At Booksale I came across Snark by The New Yorker film critic David Denby. As is expected from a critic, it's nonfiction--I didn't have to skim past the cover to consider it as interesting. What it's about, I'm not sure (no idea about snark as a concept, honestly) but I rarely spot good nonfiction, and the last time I read one was in 2012, upon chancing Zombification by NPR's Andrei Codrescu which I bought because it stupidly reminds me of The Death of Dr. Lazarescu. No regrets, as it's a good read as well.

Subtitled It's mean, it's Personal, and it's destroying our conversation, Denby starts Snark in his most personal tone. He hates snark both as a writer and as someone who admires Obama and considers free speech and democracy his advocacies. The way he defines it, snark is a kind of language that's "lazy and parasitic", in that it only reuses terminologies and references snuffed out by exhausted readers, flavors it with the juiciest of rumors, in order to fulfill its purpose of misleading everyone. (Just like Buzzfeed and Gawker is!)

In a gist, his point: it's fine to talk about something that everyone else is talking about, as long as you say something novel about it. Denby is all for writing that's fresh and creative, characteristics that snark will never have. If anything, snark wants to distract us from the relevant matters, destroying what he calls in later chapters as "the national conversation" (or in social media, the trending hashtag).

He extensively compares snark with satire and irony, and he goes the whole nine yards, back to ancient times (Archilochus and Hipponax, Juvenal) and contrasts this to what snark is in the modern times (Tom Wolfe, Private Eye, Spy). Lewis Carroll's The Hunting of the Snark proved to be a good introduction, inspiration and springboard all at once, with the line "For the snark is a boojum, you see" the chorus, the concept binding the Greeks to the New York Times columnist Maureen Dowd and to Stephen Colbert. In his personal reading of nonsense poetry, Snark, Denby points out, wants its target to vanish into thin air.

I started reading it during the holidays, and was startled that my wife found the book as refreshing. She said it's different (as a work of nonfiction) in the sense that its language is light but witty. True, and it's commendable in that department. It's a good way to start the conversation about a language that, well, ruins the conversation.
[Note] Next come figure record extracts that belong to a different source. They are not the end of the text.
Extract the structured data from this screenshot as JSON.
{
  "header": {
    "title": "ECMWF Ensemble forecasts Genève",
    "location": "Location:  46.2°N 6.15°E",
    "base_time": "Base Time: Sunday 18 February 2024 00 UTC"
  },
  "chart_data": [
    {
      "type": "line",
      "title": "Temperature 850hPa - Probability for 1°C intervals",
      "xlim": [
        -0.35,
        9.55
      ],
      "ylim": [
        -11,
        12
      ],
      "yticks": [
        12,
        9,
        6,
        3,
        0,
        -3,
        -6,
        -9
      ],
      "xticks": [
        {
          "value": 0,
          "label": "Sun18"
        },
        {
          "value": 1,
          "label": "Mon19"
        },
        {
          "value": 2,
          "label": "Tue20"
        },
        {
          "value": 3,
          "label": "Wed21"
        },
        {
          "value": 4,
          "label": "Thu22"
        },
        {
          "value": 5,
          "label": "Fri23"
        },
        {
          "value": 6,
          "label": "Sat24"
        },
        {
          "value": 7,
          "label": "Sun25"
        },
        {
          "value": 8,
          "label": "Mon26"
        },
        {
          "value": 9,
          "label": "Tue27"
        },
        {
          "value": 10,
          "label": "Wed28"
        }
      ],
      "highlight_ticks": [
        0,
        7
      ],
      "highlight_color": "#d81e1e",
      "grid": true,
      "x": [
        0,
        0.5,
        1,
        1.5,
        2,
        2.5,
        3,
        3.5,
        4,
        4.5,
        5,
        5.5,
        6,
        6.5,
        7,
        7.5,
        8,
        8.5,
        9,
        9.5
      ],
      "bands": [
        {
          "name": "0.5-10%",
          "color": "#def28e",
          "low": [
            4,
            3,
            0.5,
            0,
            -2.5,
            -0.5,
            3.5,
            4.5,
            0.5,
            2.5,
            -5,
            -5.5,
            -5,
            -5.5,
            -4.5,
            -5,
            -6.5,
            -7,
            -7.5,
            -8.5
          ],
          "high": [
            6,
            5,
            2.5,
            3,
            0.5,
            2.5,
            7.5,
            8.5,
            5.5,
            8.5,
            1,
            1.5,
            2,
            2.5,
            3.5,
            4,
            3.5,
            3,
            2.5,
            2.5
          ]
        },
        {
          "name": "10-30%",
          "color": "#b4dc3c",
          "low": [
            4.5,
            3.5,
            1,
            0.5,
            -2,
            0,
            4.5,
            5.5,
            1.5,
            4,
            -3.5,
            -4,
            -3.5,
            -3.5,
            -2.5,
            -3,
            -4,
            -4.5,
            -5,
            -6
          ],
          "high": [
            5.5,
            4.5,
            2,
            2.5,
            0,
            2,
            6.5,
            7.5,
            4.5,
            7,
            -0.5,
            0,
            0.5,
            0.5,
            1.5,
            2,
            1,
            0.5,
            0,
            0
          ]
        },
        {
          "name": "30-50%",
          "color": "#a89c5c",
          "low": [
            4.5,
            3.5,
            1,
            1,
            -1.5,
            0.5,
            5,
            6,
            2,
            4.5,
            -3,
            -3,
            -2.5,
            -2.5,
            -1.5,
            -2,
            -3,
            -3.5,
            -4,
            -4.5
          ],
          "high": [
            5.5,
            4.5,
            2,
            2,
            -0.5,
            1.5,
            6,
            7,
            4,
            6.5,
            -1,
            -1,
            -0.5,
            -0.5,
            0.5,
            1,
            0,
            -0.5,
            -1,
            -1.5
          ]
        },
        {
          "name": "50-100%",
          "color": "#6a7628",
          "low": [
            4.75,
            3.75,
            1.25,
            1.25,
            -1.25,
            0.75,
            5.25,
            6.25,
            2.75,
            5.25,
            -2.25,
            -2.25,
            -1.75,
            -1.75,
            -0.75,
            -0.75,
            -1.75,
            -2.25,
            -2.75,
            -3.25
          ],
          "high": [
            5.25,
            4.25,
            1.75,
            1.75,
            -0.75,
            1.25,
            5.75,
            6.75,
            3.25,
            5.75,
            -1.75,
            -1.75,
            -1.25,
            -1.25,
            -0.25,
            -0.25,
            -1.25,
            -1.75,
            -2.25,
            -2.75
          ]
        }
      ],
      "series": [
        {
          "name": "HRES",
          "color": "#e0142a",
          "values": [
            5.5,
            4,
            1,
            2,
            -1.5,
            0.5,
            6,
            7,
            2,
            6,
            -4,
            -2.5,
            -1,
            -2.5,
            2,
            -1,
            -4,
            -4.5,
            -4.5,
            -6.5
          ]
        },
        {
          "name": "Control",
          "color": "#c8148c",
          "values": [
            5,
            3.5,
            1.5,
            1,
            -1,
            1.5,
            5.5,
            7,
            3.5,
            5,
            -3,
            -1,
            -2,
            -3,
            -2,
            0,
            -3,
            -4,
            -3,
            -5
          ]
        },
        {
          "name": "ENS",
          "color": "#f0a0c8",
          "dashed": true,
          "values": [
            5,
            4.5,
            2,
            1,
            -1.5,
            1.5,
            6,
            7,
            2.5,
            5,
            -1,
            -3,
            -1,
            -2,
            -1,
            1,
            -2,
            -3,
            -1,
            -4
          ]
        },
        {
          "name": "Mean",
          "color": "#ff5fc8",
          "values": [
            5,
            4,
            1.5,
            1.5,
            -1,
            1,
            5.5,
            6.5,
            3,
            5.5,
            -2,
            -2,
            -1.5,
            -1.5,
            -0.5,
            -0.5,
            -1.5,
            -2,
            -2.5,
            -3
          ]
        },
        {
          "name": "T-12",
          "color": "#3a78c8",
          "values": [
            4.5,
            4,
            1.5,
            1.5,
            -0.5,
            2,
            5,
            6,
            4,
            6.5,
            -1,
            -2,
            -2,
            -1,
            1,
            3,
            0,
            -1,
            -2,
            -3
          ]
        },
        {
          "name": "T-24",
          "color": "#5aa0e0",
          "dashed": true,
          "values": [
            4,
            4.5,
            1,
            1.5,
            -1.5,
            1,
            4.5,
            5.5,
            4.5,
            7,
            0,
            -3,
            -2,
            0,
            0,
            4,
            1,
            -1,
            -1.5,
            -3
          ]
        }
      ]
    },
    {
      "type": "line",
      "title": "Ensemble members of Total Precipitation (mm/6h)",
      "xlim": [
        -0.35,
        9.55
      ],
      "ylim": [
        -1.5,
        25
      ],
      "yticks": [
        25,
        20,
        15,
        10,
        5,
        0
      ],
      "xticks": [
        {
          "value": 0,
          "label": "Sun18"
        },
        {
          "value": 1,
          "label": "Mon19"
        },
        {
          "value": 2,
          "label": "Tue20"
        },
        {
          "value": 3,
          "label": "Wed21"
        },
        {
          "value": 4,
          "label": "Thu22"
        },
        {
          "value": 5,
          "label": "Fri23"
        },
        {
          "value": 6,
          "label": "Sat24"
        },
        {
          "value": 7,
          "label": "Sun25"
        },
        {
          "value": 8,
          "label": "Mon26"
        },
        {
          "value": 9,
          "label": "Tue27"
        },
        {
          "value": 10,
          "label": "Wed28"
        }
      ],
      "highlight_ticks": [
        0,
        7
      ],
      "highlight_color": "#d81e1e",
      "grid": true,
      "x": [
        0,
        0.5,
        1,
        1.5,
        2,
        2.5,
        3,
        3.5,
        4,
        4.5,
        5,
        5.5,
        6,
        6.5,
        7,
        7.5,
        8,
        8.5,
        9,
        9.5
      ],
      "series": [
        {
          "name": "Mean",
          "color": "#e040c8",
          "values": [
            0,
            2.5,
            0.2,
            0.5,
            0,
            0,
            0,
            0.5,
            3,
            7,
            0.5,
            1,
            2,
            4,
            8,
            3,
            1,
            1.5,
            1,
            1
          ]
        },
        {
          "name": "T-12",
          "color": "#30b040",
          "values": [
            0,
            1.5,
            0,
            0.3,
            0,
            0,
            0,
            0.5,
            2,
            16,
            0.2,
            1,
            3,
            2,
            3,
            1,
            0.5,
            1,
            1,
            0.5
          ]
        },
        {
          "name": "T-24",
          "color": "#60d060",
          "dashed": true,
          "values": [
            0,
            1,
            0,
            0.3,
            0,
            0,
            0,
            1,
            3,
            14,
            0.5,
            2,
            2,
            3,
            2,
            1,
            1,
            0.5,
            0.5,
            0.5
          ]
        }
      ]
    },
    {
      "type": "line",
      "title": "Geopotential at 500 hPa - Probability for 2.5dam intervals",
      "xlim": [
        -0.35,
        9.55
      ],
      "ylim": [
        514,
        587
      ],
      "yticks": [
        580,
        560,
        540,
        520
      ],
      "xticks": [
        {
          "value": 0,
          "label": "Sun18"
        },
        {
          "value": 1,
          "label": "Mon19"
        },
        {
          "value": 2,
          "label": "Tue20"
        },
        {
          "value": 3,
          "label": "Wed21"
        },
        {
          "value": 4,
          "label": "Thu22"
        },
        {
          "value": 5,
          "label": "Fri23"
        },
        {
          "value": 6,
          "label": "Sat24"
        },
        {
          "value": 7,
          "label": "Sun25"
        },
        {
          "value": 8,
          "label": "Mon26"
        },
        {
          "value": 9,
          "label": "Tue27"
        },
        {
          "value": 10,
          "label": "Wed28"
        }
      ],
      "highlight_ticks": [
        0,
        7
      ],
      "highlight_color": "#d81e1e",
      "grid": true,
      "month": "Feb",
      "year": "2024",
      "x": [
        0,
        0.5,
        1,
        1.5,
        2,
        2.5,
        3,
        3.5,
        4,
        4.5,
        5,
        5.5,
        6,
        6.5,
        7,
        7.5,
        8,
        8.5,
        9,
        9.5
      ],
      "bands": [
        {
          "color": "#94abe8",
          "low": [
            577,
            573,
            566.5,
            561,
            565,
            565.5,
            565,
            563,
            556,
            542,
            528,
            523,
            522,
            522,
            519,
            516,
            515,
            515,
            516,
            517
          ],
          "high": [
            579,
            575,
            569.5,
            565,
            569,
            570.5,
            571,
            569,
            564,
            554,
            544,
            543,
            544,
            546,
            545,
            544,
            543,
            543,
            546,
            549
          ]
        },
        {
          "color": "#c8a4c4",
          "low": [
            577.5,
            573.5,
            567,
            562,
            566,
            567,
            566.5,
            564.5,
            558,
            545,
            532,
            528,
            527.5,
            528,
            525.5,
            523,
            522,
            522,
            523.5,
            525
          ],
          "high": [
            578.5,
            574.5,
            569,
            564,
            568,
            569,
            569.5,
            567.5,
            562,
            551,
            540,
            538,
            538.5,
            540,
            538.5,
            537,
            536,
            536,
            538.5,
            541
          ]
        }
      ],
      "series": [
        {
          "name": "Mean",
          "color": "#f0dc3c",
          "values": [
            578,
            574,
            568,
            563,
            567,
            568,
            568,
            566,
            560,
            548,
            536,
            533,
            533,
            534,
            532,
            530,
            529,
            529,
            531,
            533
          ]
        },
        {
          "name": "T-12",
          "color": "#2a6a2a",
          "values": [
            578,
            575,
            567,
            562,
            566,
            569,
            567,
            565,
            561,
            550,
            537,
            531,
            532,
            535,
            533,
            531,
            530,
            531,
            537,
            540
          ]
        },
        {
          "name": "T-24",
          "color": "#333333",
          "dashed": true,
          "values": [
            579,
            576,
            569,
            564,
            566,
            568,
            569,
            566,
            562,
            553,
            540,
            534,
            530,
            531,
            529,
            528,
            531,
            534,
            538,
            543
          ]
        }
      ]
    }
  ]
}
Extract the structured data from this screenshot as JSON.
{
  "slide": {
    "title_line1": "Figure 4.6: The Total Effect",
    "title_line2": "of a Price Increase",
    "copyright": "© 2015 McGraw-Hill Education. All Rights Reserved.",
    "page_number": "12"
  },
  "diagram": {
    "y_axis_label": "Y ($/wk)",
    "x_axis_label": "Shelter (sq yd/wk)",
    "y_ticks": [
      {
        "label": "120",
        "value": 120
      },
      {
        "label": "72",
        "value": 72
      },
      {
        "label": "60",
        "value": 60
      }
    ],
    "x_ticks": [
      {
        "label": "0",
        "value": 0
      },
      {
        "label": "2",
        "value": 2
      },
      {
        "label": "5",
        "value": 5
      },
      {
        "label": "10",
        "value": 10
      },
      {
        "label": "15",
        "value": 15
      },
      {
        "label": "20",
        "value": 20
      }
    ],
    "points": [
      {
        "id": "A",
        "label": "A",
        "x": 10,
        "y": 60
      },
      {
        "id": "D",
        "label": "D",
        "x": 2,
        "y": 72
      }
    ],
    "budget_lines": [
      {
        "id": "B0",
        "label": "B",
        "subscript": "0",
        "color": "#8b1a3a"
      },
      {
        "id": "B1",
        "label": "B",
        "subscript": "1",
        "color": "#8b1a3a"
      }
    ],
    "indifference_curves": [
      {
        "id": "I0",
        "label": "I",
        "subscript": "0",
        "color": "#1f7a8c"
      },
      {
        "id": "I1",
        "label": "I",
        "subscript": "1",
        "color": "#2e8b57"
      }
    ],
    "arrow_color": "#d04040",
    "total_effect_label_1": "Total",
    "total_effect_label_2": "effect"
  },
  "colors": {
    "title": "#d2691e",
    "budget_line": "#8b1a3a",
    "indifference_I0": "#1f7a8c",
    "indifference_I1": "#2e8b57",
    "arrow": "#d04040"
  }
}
The more I read the book, the more I get the feeling that snark is the unofficial language of forums and comments sections and Reddit threads. Snark, I'd like to think, is the air online trolls breathe. It fits the bill, actually: trolls are committed to play around, mess around with straight-faced commenters, and shift the conversation with recycled GIFs and meme. Trolls spit snark on the comments section, oftentimes aimlessly and anonymously, and it's as nasty as a hate crime. Denby chants this all throughout the book: what separates snark from satire, irony and other forms is that it's never creative unlike the latter--which gives us the discerning eye to weed out trolls from harsh but well-intentioned pundits. Snark has zero literary merits. Trolls, armed with their unoriginal language, have to be ignored.